英国留学時代、住まいを何度か点々としたが最後に落ち着いたのはサウスケンジントン寄りのチェルシーにあるStudio(日本でいうワンルーム)だった。Victoria and Albert Museum(V&A)から徒歩5分。Solicitor(事務弁護士)の大家さんはルームキーの引き渡しの際に「勉強に疲れたらV &Aに行ってリラックスしたらいい。あなたの学生証ならReading Roomのカードを申請できる。そこで論文を書けばいい」と言い残してにこやかに去っていった。(read more...)

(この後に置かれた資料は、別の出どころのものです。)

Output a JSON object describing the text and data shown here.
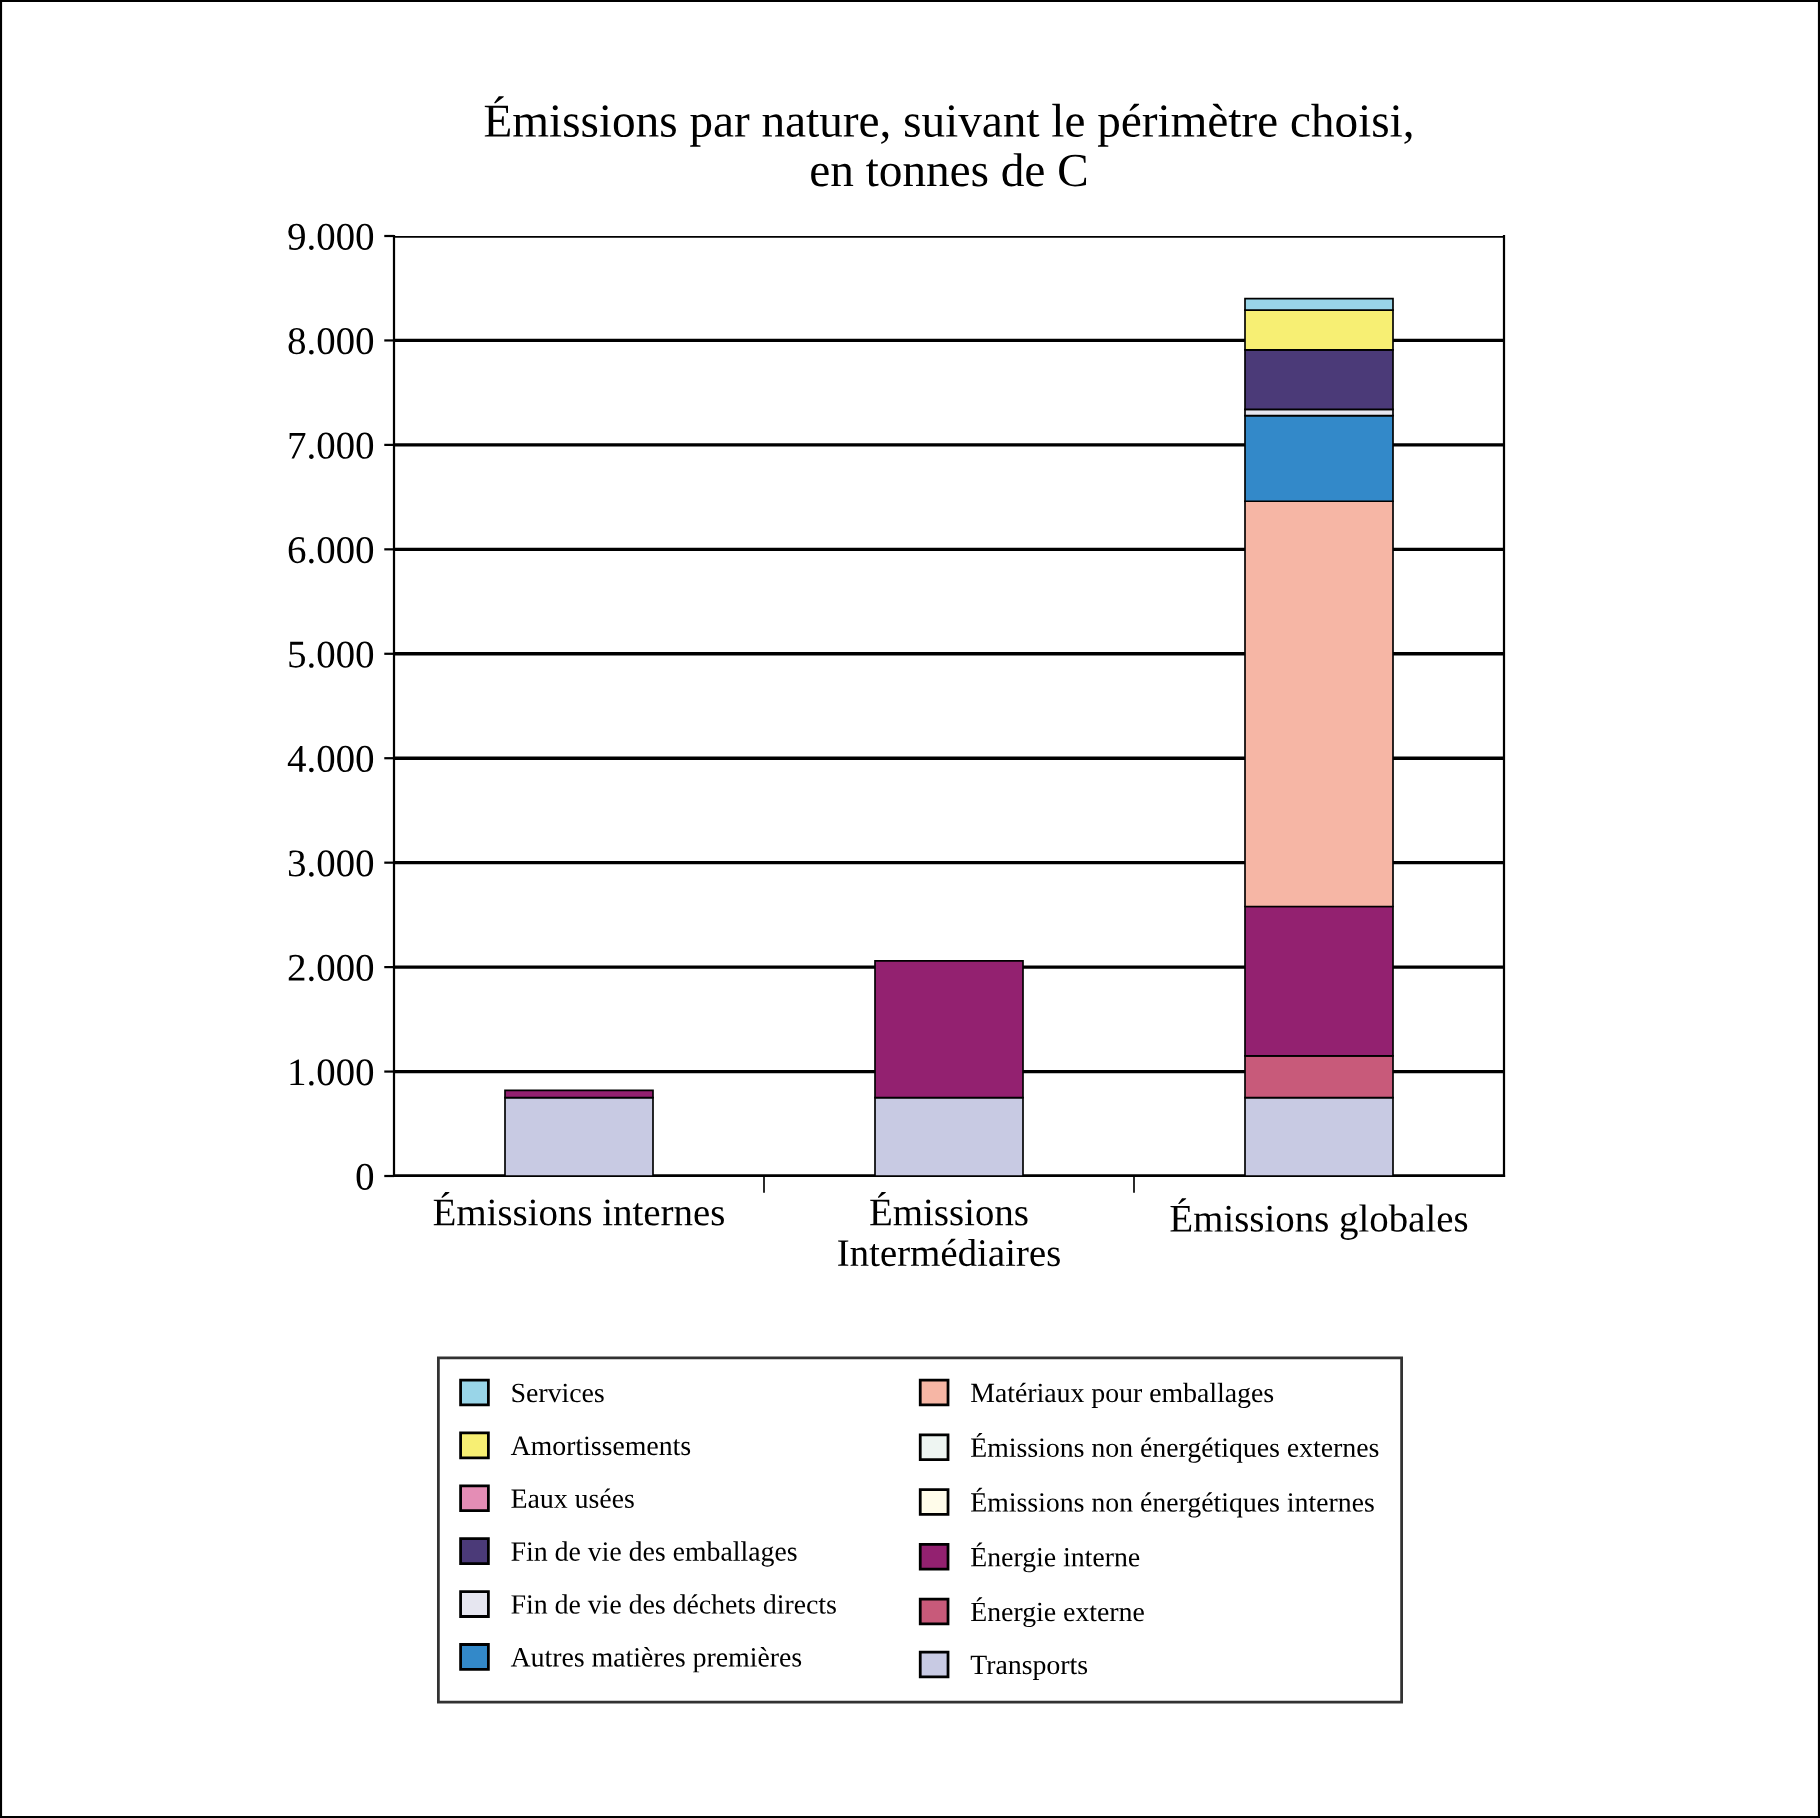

リラックス目的で美術館やギャラリーに行く。それはすでに実践していることだった。英国ではNational GalleryはじめTate、Tate Modernなど、無料開放をしている施設は多い。私のようなフラフラ落ち葉のような留学生にとってふらっと立ち寄って、さまざまな年代のさまざまな技法のさまざまな表現のアートを浴びるのは恩恵のひとつだった。「芸術に触れる」。当初は現実逃避だったはずなのに、次第に目的のない使命感に帯びた「滝行」のようになっていった。インスタレーションの面白さを知ったのは現代アートの専門美術館、Saatchi Galleryだ。衝撃を受けた。以来、未知の作品が生みだす空気感に包まれるために何度も足を運んだ。

V &Aは世界中のアートとデザインの歴史を包括するイギリスの国立博物館だ。絵画・彫刻・金属加工・家具・ファッションなどの膨大なコレクションが常設展示されており、何度通っても見飽きる事はない。私のお気に入りは中世ルネッサンスの彫刻のギャラリーだった。とくにイタリアを中心とするヨーロッパの代表的な彫刻や建造物の石膏の複製(カスト)が立ち並ぶエリアは妙に落ち着く場所であった。ミケランジェロのダビデ像など本来ここにあるはずのないフィギュアたちが国境も時代も越えて一堂に会している。V&Aのカストコレクションは、グランドツアーに赴いたイギリス貴族の子弟のように海外に出掛けられない人々に向けて集められたものだ。その人気は19世紀半ばから後期にかけて頂点に達したというが、その醸し出される独特な空間はインスタレーションの走りといっても良いのかもしれない。

さて、大家さんオススメのReading RoomとはV&A内のNational Art Libraryにある。オンライン申請を経て手続きを踏めば3年間有効のリーディングカードを作成してもらえる。このカードがあれば閉架書庫にある貴重な資料の閲覧・複写が可能である。また、V&A館内ではwifiが利用できるのでパソコンを持ち込んでの作業も可能だ。

私の修士論文のテーマは「ユニバーサルコンテンツ」でデザインと関係がないわけではないが、ガチガチに関係があるわけではない。しかし、V&Aはおおらかに門戸を開いてくれていた。これはV&Aの基本理念に、デザイナーや消費者の創造性を刺激することがクリエイティブ・デザイン産業の振興につながるという信念があるからだ。

美しい建築、高い天井、壮麗な書棚。静寂のなかでは自然と背筋が伸びた。スタッフの方々もとても親切で資料請求にはアドバイスを交えながら丁寧に対応してくれ、この資料の閲覧ならばあのデスクがいいわよと教えてくれたりもした。作業の手を止めガラス窓の光に目を遣りながら、そういえばMuseumの語源はムセイオン(学堂)のことだったなと古代に思いを馳せることもあった。紀元前3世紀アレクサンドリアに建設されたムセイオンには巨大な付属図書館があったという。

あのとき、ある一定期間、ほぼまっさらな状態でアートを浴びた。その経験はいまも宝物になっている。